In der Diskussion verwies der Vorsitzende der CDU-Landtagsfraktion, Daniel Günther, auf die Volksinitiative. "Die mehr als 40.000 Menschen, die ihre Unterschrift geleistet haben, sind der sichtbare Beweis dafür, dass vielen Schleswig-Holsteinerinnen und Schleswig-Holsteinern dieses Thema wichtig ist und der Landtag eine neue Entscheidung treffen soll", sagte er. Die CDU-Fraktion will geschlossen für einen Gottesbezug stimmen.

Kirchen begrüßen Debatte

Während SPD-Fraktionschef Ralf Stegner ebenfalls für einen Gottesbezug in der Präambel der Landesverfassung das Wort ergriff, sprach sich der Vorsitzende der FDP-Fraktion, Wolfgang Kubicki, dagegen aus. Der Formulierungsvorschlag "eint nicht". Das dürfe so nicht in der Verfassung stehen. Auch weitere Abgeordnete der Piraten, der Grünen, des Südschleswigschen Wählerverbandes SSW und der SPD sprachen sich gegen einen Gottesbezug aus. Zu den Unterzeichnern des Formulierungsvorschlags gehört der Grünen-Abgeordnete Andreas Tietze, der auch Präses der Landessynode (Kirchenparlament) der Nordkirche ist.

Der Sprecher der Volksinitiative für die Aufnahme eines Gottesbezugs und ehemalige Ministerpräsident Carstensen begrüßte die Debatte: "Ich bin sehr zuversichtlich, dass in der zweiten Lesung die erforderliche Mehrheit zusammenkommt. Vertreter unserer Volksinitiative stehen den Abgeordneten und Fraktionen auch weiter gerne für Gespräche zur Verfügung."

Auch die evangelische Nordkirche und das katholische Erzbistum Hamburg begrüßten die Diskussion.

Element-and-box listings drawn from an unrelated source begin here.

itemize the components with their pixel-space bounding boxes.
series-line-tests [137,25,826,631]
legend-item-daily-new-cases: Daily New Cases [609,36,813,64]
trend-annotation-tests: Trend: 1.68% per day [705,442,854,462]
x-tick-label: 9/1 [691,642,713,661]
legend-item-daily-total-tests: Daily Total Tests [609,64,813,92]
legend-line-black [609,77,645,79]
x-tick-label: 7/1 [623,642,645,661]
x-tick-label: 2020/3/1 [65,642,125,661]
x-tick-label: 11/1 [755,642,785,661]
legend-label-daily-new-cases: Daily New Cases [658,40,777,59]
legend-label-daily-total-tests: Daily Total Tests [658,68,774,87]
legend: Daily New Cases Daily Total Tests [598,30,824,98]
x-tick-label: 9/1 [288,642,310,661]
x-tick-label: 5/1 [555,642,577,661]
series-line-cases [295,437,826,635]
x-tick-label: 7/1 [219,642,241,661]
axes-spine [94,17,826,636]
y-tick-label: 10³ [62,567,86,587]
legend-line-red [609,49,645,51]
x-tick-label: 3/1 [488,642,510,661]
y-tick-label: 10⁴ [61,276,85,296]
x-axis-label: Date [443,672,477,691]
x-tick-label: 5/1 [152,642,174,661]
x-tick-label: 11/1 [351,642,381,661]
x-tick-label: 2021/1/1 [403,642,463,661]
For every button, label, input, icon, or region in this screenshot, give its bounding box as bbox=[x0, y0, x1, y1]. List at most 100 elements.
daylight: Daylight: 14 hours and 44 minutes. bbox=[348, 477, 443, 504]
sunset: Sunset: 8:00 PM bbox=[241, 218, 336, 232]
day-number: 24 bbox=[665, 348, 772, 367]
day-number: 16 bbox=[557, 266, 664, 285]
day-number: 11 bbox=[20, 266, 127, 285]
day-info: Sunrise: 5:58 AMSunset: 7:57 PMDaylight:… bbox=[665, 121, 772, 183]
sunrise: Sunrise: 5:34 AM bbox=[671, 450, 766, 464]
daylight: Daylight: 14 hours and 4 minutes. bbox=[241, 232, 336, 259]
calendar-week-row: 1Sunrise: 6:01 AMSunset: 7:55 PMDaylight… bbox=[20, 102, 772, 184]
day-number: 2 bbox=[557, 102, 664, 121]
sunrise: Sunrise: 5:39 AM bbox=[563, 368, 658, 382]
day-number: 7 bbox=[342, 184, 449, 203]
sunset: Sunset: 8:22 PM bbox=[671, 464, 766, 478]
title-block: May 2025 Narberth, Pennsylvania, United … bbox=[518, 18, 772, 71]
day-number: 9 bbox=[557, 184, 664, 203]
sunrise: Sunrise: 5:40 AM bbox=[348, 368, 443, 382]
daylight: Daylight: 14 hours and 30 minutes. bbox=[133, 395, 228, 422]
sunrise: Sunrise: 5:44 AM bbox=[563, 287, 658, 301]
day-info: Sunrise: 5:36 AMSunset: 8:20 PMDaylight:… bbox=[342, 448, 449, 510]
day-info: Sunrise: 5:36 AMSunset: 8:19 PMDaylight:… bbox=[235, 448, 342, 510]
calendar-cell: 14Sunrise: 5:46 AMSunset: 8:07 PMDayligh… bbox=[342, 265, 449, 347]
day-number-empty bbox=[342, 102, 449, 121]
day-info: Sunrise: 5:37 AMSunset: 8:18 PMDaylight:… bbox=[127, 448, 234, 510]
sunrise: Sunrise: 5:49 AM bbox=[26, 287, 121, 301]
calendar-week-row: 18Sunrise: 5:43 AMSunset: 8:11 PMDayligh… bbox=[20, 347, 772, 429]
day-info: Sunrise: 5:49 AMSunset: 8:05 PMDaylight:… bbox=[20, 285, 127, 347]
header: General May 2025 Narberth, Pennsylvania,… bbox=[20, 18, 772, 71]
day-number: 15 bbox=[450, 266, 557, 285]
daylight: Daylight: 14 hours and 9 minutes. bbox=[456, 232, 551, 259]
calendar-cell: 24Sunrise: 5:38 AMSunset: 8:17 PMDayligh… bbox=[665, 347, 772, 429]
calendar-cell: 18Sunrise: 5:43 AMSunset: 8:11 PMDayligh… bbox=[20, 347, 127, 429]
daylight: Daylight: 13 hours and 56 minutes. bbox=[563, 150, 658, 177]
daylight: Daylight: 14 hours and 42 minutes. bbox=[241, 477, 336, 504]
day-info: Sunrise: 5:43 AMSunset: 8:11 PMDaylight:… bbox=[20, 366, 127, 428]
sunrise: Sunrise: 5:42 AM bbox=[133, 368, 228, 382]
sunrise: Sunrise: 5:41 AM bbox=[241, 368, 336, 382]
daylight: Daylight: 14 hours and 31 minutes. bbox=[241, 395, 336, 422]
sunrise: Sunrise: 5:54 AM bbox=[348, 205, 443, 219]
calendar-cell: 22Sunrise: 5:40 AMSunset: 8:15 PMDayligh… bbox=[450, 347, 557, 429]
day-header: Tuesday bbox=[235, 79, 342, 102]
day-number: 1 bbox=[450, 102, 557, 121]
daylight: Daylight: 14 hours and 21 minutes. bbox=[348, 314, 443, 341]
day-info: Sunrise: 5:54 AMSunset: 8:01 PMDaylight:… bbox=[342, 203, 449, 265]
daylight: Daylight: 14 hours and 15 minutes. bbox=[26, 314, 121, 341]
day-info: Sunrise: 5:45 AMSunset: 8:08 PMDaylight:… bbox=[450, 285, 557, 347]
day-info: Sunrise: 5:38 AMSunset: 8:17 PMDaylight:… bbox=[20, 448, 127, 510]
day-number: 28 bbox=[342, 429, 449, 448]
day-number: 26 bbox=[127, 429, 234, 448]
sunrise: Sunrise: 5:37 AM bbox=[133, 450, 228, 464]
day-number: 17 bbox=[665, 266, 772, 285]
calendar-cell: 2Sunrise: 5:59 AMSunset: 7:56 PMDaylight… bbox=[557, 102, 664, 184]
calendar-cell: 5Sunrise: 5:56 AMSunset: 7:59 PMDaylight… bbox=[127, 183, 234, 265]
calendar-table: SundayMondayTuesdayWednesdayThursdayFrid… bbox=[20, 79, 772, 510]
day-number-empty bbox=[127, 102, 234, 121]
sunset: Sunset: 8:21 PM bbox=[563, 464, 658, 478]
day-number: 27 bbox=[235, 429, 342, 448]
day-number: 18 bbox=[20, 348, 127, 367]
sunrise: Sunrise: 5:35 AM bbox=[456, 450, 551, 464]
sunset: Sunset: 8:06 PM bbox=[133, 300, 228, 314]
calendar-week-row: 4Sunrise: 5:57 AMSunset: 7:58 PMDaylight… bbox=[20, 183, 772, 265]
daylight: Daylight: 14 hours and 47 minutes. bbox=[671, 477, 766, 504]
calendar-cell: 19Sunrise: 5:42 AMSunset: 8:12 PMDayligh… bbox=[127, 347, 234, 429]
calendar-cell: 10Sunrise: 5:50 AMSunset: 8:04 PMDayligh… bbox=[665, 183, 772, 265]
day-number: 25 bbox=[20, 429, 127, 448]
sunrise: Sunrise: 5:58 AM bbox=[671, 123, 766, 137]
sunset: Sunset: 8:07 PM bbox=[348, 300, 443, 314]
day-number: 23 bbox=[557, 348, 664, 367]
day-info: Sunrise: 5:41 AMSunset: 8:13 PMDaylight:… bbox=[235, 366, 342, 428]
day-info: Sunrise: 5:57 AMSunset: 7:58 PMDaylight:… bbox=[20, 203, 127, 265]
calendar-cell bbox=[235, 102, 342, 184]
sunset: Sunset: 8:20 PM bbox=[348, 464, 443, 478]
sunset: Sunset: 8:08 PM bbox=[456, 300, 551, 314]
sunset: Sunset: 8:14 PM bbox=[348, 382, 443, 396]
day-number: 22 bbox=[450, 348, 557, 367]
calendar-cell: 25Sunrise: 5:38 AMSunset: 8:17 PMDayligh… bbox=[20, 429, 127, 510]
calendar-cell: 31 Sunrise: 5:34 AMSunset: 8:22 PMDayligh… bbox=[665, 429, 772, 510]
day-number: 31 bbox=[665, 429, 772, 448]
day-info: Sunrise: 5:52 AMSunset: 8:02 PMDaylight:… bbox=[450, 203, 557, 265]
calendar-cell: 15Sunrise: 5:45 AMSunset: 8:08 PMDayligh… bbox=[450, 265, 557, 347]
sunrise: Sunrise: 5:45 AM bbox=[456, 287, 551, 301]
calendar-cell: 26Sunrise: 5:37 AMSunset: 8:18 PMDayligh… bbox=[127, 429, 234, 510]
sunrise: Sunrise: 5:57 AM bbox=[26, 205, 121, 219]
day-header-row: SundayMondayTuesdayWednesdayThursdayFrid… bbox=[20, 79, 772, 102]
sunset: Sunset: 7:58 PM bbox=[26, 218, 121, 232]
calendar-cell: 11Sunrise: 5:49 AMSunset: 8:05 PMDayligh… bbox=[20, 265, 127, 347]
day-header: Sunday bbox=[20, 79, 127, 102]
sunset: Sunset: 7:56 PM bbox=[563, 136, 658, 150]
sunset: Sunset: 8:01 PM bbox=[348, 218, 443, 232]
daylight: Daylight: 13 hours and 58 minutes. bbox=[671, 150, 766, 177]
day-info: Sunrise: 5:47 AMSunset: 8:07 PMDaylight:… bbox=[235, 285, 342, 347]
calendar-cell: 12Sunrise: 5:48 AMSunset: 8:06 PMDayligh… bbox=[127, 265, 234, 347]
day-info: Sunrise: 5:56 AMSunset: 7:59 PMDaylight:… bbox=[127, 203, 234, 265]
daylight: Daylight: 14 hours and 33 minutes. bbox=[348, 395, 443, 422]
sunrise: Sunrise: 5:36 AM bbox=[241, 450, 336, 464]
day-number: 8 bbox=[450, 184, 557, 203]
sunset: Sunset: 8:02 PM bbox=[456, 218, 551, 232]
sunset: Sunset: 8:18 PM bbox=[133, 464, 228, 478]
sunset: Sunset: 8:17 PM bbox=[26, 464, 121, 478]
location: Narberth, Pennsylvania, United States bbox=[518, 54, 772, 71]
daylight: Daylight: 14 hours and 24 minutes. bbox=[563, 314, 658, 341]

Nach den Worten des evangelischen Schleswiger Bischofs Gothart Magaard sei deutlich geworden, dass ein Gottesbezug kein Glaubensbekenntnis ist. Er sei vielmehr ein Ausdruck dafür, "dass der Mensch nicht das Maß aller Dinge ist." Der katholische Erzbischof Stefan Heße äußerte sich zuversichtlich, dass am Ende die erforderliche Mehrheit zustande kommt. "Gleichwohl werde ich die weitere Debatte weiterhin kritisch beobachten", sagte er.